My personal opinions about Joe Paterno’s role in the Jerry Sandusky case aren’t important right now. We have lost a man who meant quite a lot to individuals around the world both in and out of the Penn State community, and it’s time for all of us to say goodbye. Everybody deals with death in his/her own way. My oldest brother lost his battle with cancer at the young age of 20 (I was 7 at the time). My wife’s father passed away in a here one minute, gone the next moment that devastated an entire family. I’ve lost two grandparents in the past couple of years, one less than a year before my wedding day. As I grow older, I find myself immune from experiencing a flood of emotions whenever such events occur.
Everybody’s different, however, and many individuals flocking to State College, PA for public viewings and/or Thursday’s Joe Paterno memorial service are struggling to deal with the death of the Penn State icon who was, for us in the PSU family, more than an old man who coached a football team. While heading home to Centre County this week just isn’t for me, I understand why some are choosing to take time off from work or school to say one final farewell to Paterno. I have just one request for the people planning to be in or around Penn State over the next few days.
Let’s all make Joe Pa proud.
That means no bowing before the Joe Paterno statue located outside of Beaver Stadium, and no touching the statue before blessing yourself (yes, I’ve seen videos of both). Regardless of the Sandusky case, Paterno never was, nor is he, after his passing, an actual saint or religious icon. I think it’s great that the statue has become a makeshift memorial and tribute since Saturday evening. Treating it as Catholics treat the Eucharist is something straight out of Exodus, and does nothing to purge that whole “Penn State is a cult” thing that’s been going around since November.
That means giving if you haven’t already done so. THON and ProudPSUforRainn are both great causes. Paterno loyalists should also remember Special Olympics Pennsylvania, an organization Joe Pa supported for two decades.
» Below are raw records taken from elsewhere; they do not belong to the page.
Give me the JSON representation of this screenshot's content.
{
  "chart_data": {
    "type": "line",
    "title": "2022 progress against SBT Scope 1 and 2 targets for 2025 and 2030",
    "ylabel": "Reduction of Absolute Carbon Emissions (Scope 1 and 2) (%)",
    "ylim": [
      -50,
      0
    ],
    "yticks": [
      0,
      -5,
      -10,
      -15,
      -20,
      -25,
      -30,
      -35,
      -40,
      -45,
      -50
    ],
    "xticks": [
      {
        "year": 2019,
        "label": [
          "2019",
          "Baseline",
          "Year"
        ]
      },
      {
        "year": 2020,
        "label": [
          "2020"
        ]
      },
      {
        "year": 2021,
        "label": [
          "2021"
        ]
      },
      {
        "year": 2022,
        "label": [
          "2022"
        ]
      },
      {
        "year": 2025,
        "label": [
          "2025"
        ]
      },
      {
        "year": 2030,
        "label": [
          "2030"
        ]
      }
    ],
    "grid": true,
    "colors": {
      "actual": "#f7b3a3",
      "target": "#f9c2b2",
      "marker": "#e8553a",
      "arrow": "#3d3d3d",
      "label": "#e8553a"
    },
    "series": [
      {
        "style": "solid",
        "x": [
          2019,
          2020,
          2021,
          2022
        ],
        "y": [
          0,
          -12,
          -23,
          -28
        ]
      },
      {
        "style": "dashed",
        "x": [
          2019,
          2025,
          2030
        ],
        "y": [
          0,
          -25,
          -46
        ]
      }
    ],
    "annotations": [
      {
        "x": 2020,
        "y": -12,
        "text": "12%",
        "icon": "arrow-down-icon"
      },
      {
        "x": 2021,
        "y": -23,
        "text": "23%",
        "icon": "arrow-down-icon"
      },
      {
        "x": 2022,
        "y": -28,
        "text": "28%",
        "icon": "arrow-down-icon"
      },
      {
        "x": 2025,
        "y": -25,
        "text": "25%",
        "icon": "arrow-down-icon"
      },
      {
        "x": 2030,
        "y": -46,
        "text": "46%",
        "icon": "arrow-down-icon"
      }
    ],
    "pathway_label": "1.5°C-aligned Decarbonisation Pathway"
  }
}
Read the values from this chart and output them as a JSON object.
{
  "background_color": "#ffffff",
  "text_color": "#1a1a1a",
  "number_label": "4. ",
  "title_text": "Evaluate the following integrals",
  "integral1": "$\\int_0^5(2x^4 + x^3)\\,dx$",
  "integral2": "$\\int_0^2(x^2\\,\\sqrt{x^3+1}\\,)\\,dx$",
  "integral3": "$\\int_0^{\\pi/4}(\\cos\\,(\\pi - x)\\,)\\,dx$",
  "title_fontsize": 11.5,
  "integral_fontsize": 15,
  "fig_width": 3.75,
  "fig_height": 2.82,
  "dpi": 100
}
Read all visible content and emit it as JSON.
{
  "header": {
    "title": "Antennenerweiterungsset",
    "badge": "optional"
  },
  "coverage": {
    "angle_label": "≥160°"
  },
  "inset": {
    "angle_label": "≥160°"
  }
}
Truth is Joe Paterno wouldn’t want hours of nightly vigils following his passing. He’d much rather we all spend some time trying to make things better for the less fortunate.
That means keeping your emotions in check. The Westboro Baptist Church will be returning to Happy Valley sometime this week, and I’m willing to bet it’s not for a quiet tour of the campus. I’ve seen and heard plenty of ideas for how Penn State students and local residents can handle the will-be protesters. I like one scenario that includes PSU students circling around the WBC loons with signs of their own, a peaceful Penn State anti-protest of sorts that drowns out those spewing hate. Things got more than a bit out of hand in State College immediately after Paterno was fired, and that riot shamed all of us in the Penn State community. Let’s prevent any such actions this time around.
That means remembering those who remain the true victims in all of this. If Joe Paterno could speak to us from beyond the grave, he would tell you that he’s still not the victim here. He’d tell you he lived a full life, and that it was just his time. The allegations made against Jerry Sandusky, if true, are about as heinous as they come, and I’ll forever have more sympathy for all victims of child sex abuse than I will for Coach Paterno. I’m willing to bet that, if he could, Joe Pa would tell everybody to feel the same way. Let’s all make Paterno proud by rebuilding our shattered yet beloved Dear Old State one block at a time.